The findings suggest couples struggle to cope without the structure of their old routines. One quarter of respondents said they never imagined their relationship would be so tricky to manage after giving up work.
A significant 80% said they no longer shared the same interests and hobbies as their spouse, while four in 10 admitted they needed to learn to live alone together again without the distraction of work and children. The new stresses and pressures of so much free time led one third of respondents to regularly argue about silly things, while 13% said they ‘irritate each other beyond belief’.
Stacey Stothard, Corporate Communications Manager at Skipton Building Society, said when they are young couples spend a great deal of their lives apart, pursuing their own ventures at work or in their spare time. “Suddenly, when faced with the prospect of spending 24 hours a day together, seven days a week, without work or the children to talk about, couples can find it hard to adjust,” she explained.
Sadly many dreams of a golden retirement are scuppered by money worries. Half of all respondents admitted they felt stressed by a lack of it and many complained that their partner liked to spend all the money, while they preferred to save.
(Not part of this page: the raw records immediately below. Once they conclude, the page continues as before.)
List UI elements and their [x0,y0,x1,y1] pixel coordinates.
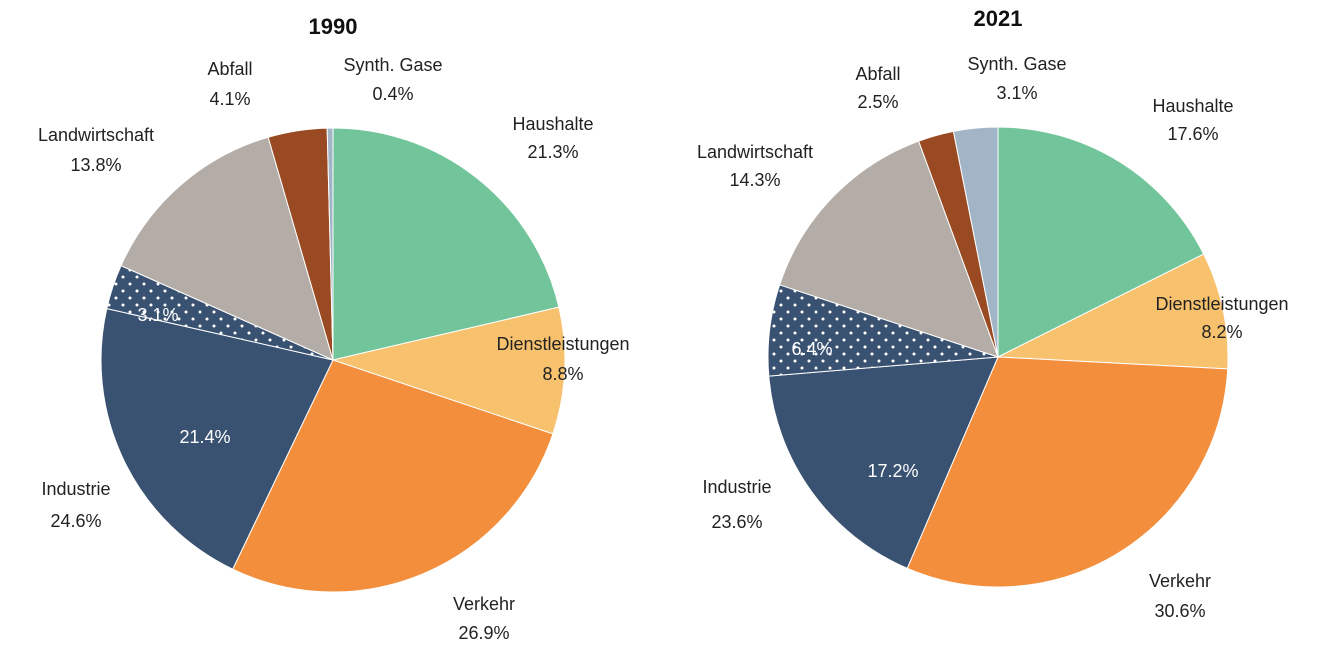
value-label: 26.9% [458,623,509,643]
pie-slice [768,356,999,569]
chart-title: 2021 [974,6,1023,31]
value-label: 23.6% [711,512,762,532]
pie-slice [996,253,1229,370]
category-label: Industrie [702,477,771,497]
pie-slice [326,127,334,361]
category-label: Haushalte [1152,96,1233,116]
pie-slice [331,306,566,435]
pie-slice [906,356,1229,588]
category-label: Haushalte [512,114,593,134]
category-label: Synth. Gase [967,54,1066,74]
value-label: 13.8% [70,155,121,175]
category-label: Industrie [41,479,110,499]
category-label: Verkehr [453,594,515,614]
slice-value-label: 17.2% [867,461,918,481]
pie-slice [952,126,999,358]
value-label: 2.5% [857,92,898,112]
category-label: Abfall [855,64,900,84]
slice-value-label: 21.4% [179,427,230,447]
value-label: 17.6% [1167,124,1218,144]
value-label: 21.3% [527,142,578,162]
pie-slice [232,359,554,593]
value-label: 14.3% [729,170,780,190]
category-label: Dienstleistungen [1155,294,1288,314]
pie-slice [332,127,560,361]
value-label: 0.4% [372,84,413,104]
category-label: Dienstleistungen [496,334,629,354]
chart-title: 1990 [309,14,358,39]
value-label: 4.1% [209,89,250,109]
category-label: Synth. Gase [343,55,442,75]
category-label: Abfall [207,59,252,79]
category-label: Verkehr [1149,571,1211,591]
slice-value-label: 3.1% [137,305,178,325]
slice-value-label: 6.4% [791,339,832,359]
pie-slice [100,307,334,570]
pie-slice [778,140,999,358]
category-label: Landwirtschaft [38,125,154,145]
pie-slice [120,136,334,361]
category-label: Landwirtschaft [697,142,813,162]
value-label: 8.8% [542,364,583,384]
value-label: 8.2% [1201,322,1242,342]
pie-slice [997,126,1205,358]
value-label: 24.6% [50,511,101,531]
value-label: 30.6% [1154,601,1205,621]
value-label: 3.1% [996,83,1037,103]
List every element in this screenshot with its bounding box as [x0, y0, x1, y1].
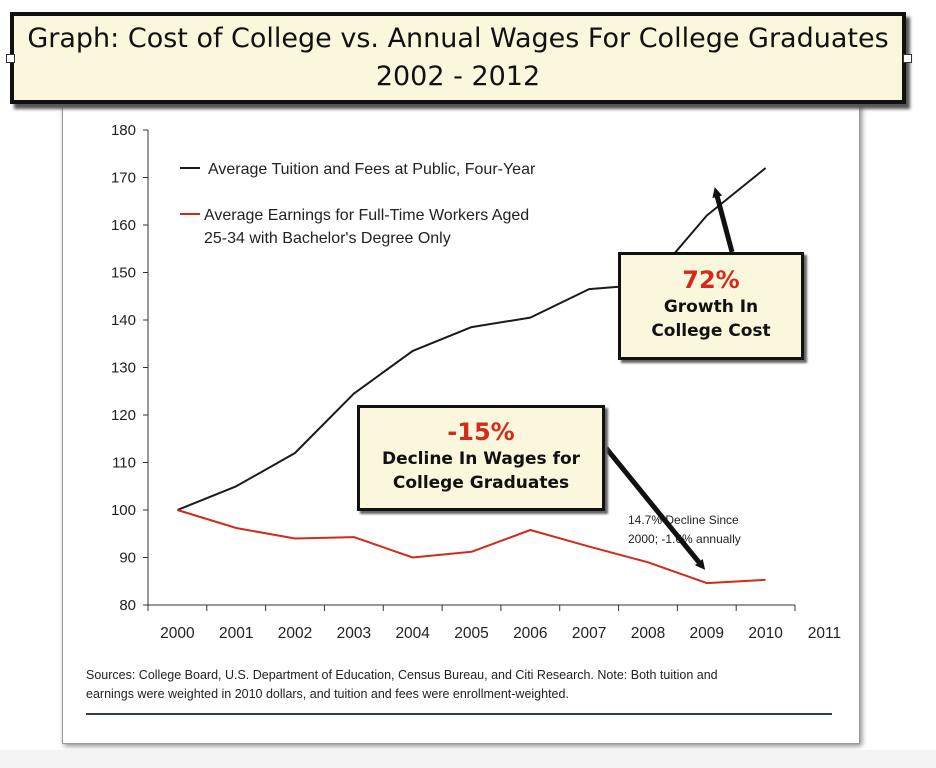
- growth-arrow: [712, 187, 735, 253]
- y-tick-label: 150: [111, 265, 136, 282]
- y-tick-label: 160: [111, 217, 136, 234]
- y-tick-label: 120: [111, 407, 136, 424]
- x-tick-label: 2001: [219, 625, 253, 642]
- x-tick-label: 2006: [513, 625, 547, 642]
- decline-callout: -15% Decline In Wages for College Gradua…: [357, 405, 605, 511]
- resize-handle-right[interactable]: [903, 54, 912, 63]
- decline-label-line2: College Graduates: [392, 473, 570, 493]
- x-tick-label: 2008: [631, 625, 665, 642]
- y-tick-label: 100: [111, 502, 136, 519]
- page-title: Graph: Cost of College vs. Annual Wages …: [10, 12, 906, 104]
- footer-rule: [86, 713, 832, 715]
- x-tick-label: 2005: [454, 625, 488, 642]
- title-line2: 2002 - 2012: [375, 61, 541, 92]
- y-tick-label: 180: [111, 122, 136, 139]
- x-tick-label: 2011: [808, 625, 841, 642]
- chart-axes: 80 90 100 110 120 130 140 150 160 170 180 2000 2001 2…: [111, 122, 841, 642]
- x-tick-label: 2010: [748, 625, 783, 642]
- growth-label-line2: College Cost: [651, 321, 771, 341]
- sources-line1: Sources: College Board, U.S. Department …: [86, 668, 718, 682]
- y-tick-label: 170: [111, 170, 136, 187]
- bottom-strip: [0, 750, 936, 768]
- y-tick-label: 130: [111, 360, 136, 377]
- growth-callout: 72% Growth In College Cost: [618, 252, 804, 360]
- x-tick-label: 2007: [572, 625, 606, 642]
- x-tick-label: 2000: [160, 625, 195, 642]
- legend-label-earnings-line2: 25-34 with Bachelor's Degree Only: [204, 230, 451, 247]
- y-tick-label: 80: [119, 597, 136, 614]
- title-line1: Graph: Cost of College vs. Annual Wages …: [27, 23, 889, 54]
- chart-legend: Average Tuition and Fees at Public, Four…: [180, 161, 536, 247]
- annotation-line1: 14.7% Decline Since: [628, 513, 739, 527]
- x-tick-label: 2003: [337, 625, 371, 642]
- x-tick-label: 2009: [690, 625, 724, 642]
- decline-arrow: [604, 446, 706, 570]
- legend-label-tuition: Average Tuition and Fees at Public, Four…: [208, 161, 536, 178]
- annotation-line2: 2000; -1.6% annually: [628, 532, 741, 546]
- y-tick-label: 90: [119, 550, 136, 567]
- legend-label-earnings-line1: Average Earnings for Full-Time Workers A…: [204, 207, 529, 224]
- y-tick-label: 110: [112, 455, 136, 472]
- y-tick-label: 140: [111, 312, 136, 329]
- growth-label-line1: Growth In: [663, 297, 759, 317]
- growth-percent: 72%: [682, 266, 740, 294]
- resize-handle-left[interactable]: [6, 54, 15, 63]
- sources-note: Sources: College Board, U.S. Department …: [86, 666, 836, 704]
- x-tick-label: 2004: [395, 625, 430, 642]
- decline-percent: -15%: [447, 418, 515, 446]
- x-tick-label: 2002: [278, 625, 312, 642]
- sources-line2: earnings were weighted in 2010 dollars, …: [86, 687, 569, 701]
- decline-label-line1: Decline In Wages for: [381, 449, 581, 469]
- series-line-earnings: [177, 509, 766, 585]
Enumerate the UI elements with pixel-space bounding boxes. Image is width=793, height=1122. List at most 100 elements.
Despite the inevitable shifts in relationship dynamics, retirement is for most an enjoyable time. Nine in 10 couples believed they’d slip into a happy routine eventually and 93% said the glitch was temporary and had no impact on the love or commitment they felt towards their other half.
Ms Stothard believes the key to a harmonious retirement is planning. By discussing the options and being honest about their expectations and hopes, couples can avoid any future clashes and make the compromises necessary for equal happiness.